I attended the annual W. Edwards Deming Institute conference this weekend: it was quite good. Tom Nolan [the broken link was removed] lead off the conference with: Developing and Applying Theory to Get Results.
He discussed the theory of knowledge: how we know what we know. See my attempt to introduce the idea of the theory of knowledge within Deming’s management system. It is probably the least understood of Deming’s four areas of profound knowledge, the others areas are: knowledge of variation, appreciation for a system and psychology.
Theory of knowledge is also something people have difficulty relating to what they do every day. The most obvious connection, I believe, is the understanding that much of what is “known” is not so. People manage with faulty beliefs. With an understanding of the theory of knowledge decision making can be guided to avoid the pitfalls of basing decisions on faulty beliefs. This is, of course, just one aspect of how the theory of knowledge impacts Deming’s management system.

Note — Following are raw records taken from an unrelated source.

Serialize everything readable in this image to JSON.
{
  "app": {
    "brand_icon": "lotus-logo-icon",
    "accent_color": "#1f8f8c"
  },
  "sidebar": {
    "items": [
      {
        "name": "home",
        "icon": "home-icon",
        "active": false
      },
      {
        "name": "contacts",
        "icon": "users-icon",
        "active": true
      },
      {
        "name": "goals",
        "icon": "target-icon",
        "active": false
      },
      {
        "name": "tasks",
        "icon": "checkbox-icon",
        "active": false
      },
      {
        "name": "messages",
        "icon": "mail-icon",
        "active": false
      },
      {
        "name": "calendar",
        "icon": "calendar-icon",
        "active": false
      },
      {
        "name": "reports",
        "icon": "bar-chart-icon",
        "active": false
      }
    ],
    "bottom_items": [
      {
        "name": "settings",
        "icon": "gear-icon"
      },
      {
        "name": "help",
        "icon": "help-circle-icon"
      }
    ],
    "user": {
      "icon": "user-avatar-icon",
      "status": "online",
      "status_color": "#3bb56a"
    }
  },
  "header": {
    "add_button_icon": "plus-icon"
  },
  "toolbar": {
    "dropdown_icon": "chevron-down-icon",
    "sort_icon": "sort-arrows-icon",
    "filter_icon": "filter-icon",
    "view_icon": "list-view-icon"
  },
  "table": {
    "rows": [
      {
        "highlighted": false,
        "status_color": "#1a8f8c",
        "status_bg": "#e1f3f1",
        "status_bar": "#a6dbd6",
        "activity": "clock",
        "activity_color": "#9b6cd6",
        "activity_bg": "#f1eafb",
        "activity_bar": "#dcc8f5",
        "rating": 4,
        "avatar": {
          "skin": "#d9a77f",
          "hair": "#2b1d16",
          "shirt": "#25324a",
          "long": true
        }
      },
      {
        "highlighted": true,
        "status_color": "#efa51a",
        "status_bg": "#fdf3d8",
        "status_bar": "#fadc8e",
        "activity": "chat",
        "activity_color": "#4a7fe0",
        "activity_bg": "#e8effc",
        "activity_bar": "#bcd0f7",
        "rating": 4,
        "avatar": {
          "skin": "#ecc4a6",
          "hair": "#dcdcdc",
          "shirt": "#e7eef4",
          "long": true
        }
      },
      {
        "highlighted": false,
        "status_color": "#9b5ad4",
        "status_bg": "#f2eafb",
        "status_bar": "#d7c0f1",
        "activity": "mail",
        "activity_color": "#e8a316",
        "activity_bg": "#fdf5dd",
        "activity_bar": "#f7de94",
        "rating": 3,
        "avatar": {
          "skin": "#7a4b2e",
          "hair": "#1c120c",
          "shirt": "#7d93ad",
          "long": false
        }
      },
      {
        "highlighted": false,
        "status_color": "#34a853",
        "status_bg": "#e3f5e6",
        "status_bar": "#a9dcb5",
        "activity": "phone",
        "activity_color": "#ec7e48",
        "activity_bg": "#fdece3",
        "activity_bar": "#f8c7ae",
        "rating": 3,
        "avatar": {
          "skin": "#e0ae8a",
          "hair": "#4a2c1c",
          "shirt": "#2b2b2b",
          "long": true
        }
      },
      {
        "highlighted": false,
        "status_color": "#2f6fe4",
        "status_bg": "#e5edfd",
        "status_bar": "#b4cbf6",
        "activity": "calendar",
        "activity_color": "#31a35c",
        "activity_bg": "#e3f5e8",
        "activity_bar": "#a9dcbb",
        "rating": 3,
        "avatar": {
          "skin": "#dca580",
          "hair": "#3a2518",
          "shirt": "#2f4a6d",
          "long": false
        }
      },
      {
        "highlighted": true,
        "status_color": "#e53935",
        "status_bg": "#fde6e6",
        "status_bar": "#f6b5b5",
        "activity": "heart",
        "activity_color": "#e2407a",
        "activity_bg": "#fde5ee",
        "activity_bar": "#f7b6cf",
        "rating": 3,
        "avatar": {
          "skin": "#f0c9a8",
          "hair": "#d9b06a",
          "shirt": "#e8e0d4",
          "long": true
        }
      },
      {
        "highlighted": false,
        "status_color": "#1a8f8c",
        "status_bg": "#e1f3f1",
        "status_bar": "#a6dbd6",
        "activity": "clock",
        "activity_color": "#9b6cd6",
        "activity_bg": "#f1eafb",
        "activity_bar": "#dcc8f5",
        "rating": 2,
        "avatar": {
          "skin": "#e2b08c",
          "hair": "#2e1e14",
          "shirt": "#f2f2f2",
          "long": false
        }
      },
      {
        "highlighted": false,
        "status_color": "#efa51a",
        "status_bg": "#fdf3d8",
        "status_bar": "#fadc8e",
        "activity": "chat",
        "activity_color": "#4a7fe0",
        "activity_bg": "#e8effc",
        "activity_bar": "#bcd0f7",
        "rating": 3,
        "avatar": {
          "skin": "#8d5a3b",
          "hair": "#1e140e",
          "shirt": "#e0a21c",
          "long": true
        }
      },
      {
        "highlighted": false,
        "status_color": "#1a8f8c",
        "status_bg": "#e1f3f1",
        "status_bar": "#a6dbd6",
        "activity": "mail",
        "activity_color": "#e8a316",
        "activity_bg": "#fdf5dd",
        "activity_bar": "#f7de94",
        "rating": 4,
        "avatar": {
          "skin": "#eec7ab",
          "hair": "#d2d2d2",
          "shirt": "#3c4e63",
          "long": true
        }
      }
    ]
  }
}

Tom Nolan also discussed some interesting work that Paul Carlie and Clayton Christensen are doing based on descriptive “theory” and normative theory. My simple explanation is that descriptive theory reports on what is seen. This can be interesting, but has problems when people assign causation based on just observation (without experimentation). Normative theory involves testing theories (such as is done with the scientific method). Good article on this by Carlie and Christensen: The Cycles of Theory Building in Management Research [the broken link was removed].
Tom also discussed the PDSA cycle (he co-authored the best book on applying the PDSA to improve: The Improvement Guide). One point he made was that he often finds that organizations fail to properly “turn” the PDSA cycle (by running through it 5-15 times quickly and instead to one huge run through the PDSA cycle). One slow turn is much less effective then using it as intended to quickly test and adapt and test and adapt…
In my experience people have difficulty articulating a theory to test (which limits the learning that can be gained). He offered a strategy to help with this: write down the key outcome that is desired. Then list the main drivers that impact that outcome. Then list design changes for each outcome to be tested with the PDSA cycle. This simple process seems likely to me, to help improve the use of the PDSA cycle to improve. When PDSA does not involve testing a theory it becomes really just trial and error (try one thing then another then another).
From Carlie and Christensen’s paper:
If you use the PDSA to test a theory and get a result that is not expected this should cause you to adjust your theory and improve your understanding. This will then improve your decisions going forward. He also discussed the importance of understanding operational definition: that data is not an abstract measure, but a measure based on the operational definitions used when collecting the data.
He also discussed the 100,000 lives campaign. Quotes he used: “Management is prediction” – W. Edwards Deming, “There is no substitute for knowledge” W. Edwards Deming, “Knowing is not enough, we must apply” Geothe.
I actually wrote more than I thought I would on this but still I only scratched the surface of what he presented. I hope to add a couple more posts on other thoughts from the conference.